My friend wonders how many trials one must go through before breaking this pattern of infidelity. I know for me, it appears, as many as it takes for my fearful self to learn to Trust. Full and devoted Trust in God with a capital T. The kind that reassures me that even though I don’t know the why of something, I will deal with the adversity in everything, and see the lessons in gratitude, perspective, and strength in all of it.
“We’re all God’s work in progress, and thankfully He doesn’t give up on us, ever,” I told my friend, “we are the ones who give up on Him.” Really, more often than I’d like I find that I’m the one shaking my head at myself saying, “O me of little Trust!” It is precisely then, I know, that I must humbly take a knee and utter those telling words: “God, I trust in You.” I do know better.
He’s got my back. And yours. Believe it.
“It is not to be imagined that the God who has been so faithful to me in the last six trials I’ve gone through, will now abandon me here on the seventh.”
– C. Spurgeon
“Why are you afraid, O you of little faith?” – Matthew 8:26
Excellent – Connie! A lesson to be learned by everyone!
Thanks,
Joyce
Thank you Joyce.
No — – thank YOU – – for continuing to earmark my spiritual needs and for acting as a constant reminder that all things are possible through prayer and our unconditional and unwavering faith in God!
Take care,
Joyce
EXCELLENT! I’ll say it even if Joyce already did. Straight and right to the point. U know I couldn’t live even 1/2 of one hour without completely trusting in Him. Especially with everything that goes on in my life on any given day, hour, minute…-lol. Luv ya!
You’re not kidding Led, you’re the queen of the rolling-in storms, LOL. And a true example of trust-in-Him faith. Love ya back.
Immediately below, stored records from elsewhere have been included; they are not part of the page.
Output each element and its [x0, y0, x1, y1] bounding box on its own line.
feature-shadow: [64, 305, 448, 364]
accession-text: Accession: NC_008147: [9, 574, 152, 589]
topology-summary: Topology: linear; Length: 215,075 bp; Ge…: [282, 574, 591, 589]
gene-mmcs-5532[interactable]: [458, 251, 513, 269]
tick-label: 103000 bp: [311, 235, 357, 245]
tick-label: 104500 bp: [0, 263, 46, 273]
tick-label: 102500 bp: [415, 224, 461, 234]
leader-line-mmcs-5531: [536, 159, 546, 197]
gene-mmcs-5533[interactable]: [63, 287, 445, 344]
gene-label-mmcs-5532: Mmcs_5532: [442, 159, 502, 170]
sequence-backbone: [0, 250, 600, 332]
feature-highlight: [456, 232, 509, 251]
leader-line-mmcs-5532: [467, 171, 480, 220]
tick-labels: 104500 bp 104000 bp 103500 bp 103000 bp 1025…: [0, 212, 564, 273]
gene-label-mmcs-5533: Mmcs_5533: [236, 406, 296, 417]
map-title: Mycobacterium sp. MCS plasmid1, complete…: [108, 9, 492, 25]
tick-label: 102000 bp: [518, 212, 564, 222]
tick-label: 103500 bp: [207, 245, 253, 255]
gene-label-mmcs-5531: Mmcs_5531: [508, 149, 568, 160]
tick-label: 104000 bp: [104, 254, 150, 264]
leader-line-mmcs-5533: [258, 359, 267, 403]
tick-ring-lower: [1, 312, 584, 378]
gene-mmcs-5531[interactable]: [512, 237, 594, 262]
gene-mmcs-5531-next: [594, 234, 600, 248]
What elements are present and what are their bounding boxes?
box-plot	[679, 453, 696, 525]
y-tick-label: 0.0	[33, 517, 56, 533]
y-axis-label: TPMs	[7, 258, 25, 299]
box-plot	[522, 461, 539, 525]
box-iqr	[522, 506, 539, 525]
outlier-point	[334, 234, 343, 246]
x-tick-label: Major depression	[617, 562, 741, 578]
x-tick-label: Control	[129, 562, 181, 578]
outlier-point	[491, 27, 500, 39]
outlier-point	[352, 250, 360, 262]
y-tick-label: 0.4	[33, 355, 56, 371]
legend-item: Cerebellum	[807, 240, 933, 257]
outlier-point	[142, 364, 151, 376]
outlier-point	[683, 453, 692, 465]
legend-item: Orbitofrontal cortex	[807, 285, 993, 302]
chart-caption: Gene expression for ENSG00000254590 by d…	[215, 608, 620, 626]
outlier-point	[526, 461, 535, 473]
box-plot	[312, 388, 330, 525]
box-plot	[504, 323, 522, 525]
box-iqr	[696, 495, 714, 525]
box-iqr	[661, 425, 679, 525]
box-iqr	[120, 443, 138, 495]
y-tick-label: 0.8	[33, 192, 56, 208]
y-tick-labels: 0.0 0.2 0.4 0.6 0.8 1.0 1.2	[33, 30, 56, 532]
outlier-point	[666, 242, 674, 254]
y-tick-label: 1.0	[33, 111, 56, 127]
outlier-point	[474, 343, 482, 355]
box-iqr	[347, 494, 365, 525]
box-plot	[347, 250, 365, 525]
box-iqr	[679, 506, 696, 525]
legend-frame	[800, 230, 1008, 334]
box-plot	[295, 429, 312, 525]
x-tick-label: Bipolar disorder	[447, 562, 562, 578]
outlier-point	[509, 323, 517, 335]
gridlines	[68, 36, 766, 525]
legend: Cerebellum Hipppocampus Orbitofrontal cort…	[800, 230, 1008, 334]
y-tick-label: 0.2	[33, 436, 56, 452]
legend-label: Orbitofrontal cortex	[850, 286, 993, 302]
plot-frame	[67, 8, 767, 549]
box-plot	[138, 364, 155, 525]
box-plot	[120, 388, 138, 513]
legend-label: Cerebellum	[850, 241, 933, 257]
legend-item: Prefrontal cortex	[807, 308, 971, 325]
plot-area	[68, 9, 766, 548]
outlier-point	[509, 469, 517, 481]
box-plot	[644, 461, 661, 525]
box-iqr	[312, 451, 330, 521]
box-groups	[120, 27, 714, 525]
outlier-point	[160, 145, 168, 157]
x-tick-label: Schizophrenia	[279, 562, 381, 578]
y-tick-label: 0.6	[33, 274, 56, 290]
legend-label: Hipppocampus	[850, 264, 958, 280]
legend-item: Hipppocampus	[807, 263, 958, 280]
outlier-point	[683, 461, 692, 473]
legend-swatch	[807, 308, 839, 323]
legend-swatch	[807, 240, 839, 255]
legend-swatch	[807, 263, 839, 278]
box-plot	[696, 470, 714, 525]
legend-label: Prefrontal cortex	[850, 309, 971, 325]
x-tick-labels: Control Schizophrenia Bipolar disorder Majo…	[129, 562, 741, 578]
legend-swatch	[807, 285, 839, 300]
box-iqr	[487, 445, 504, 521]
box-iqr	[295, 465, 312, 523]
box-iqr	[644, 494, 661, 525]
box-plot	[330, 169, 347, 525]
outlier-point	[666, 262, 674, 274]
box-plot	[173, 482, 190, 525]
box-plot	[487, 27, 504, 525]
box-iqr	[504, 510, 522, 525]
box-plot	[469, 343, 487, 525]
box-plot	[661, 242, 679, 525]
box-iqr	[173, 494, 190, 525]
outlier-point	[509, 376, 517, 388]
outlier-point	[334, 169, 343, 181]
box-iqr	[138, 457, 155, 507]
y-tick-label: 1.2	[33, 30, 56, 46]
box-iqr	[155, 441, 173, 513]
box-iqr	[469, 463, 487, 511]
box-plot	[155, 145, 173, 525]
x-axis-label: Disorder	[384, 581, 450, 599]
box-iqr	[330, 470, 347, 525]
Again … wow. Having gone through a rather bumpy April, this was a perfect read. I detest change, yet change forces itself upon us. Sometimes we welcome it. Sometimes … not so much. That was me last month. While I realized I was blessed to have friends who rallied around me when I found myself on VERY shaky financial ground and then blessed to have found a new job (with a lovely boss, to boot), I really resented how things were handled at my old job, having to leave a group that was like family and having to learn new procedures at my new job. In short, I was a crabby individual, complaining to the Father on a daily basis, asking “Why, why, why?” All the while realizing, of course, I had absolutely zip reason to complain and whine, but still, I did. It’s a wonder He did not reach down, smack me upside the head and go “REALLY? You are complaining??? REALLY? Read the news about Japan? How about your friend whose little boy is battling cancer? But you are complaining about having to change jobs? REALLY?” My friends, blessings themselves, kept me in their prayers, patiently listened to me and told me (repeatedly) it would get better. I didn’t listen. One night while reading (yet again) the first book in the Mitford series, I got to the page where Father Tim is visiting his neighbor’s studio and sees this quote pinned to her wall “Commit thy works unto the Lord.” I thought, hmmm, have not been doing that with this new job, been too busy whining about all the new stuff I have to learn. Next morning I got to my new job, gritted my teeth and said “Okay, Father, I’m doing that.” Somehow it all started to get better from that day on. He really DOES have our backs 24/7, sometimes we just forget to look. I realize, I am blessed, I am blessed, I am blessed. And our Father is VERY patient.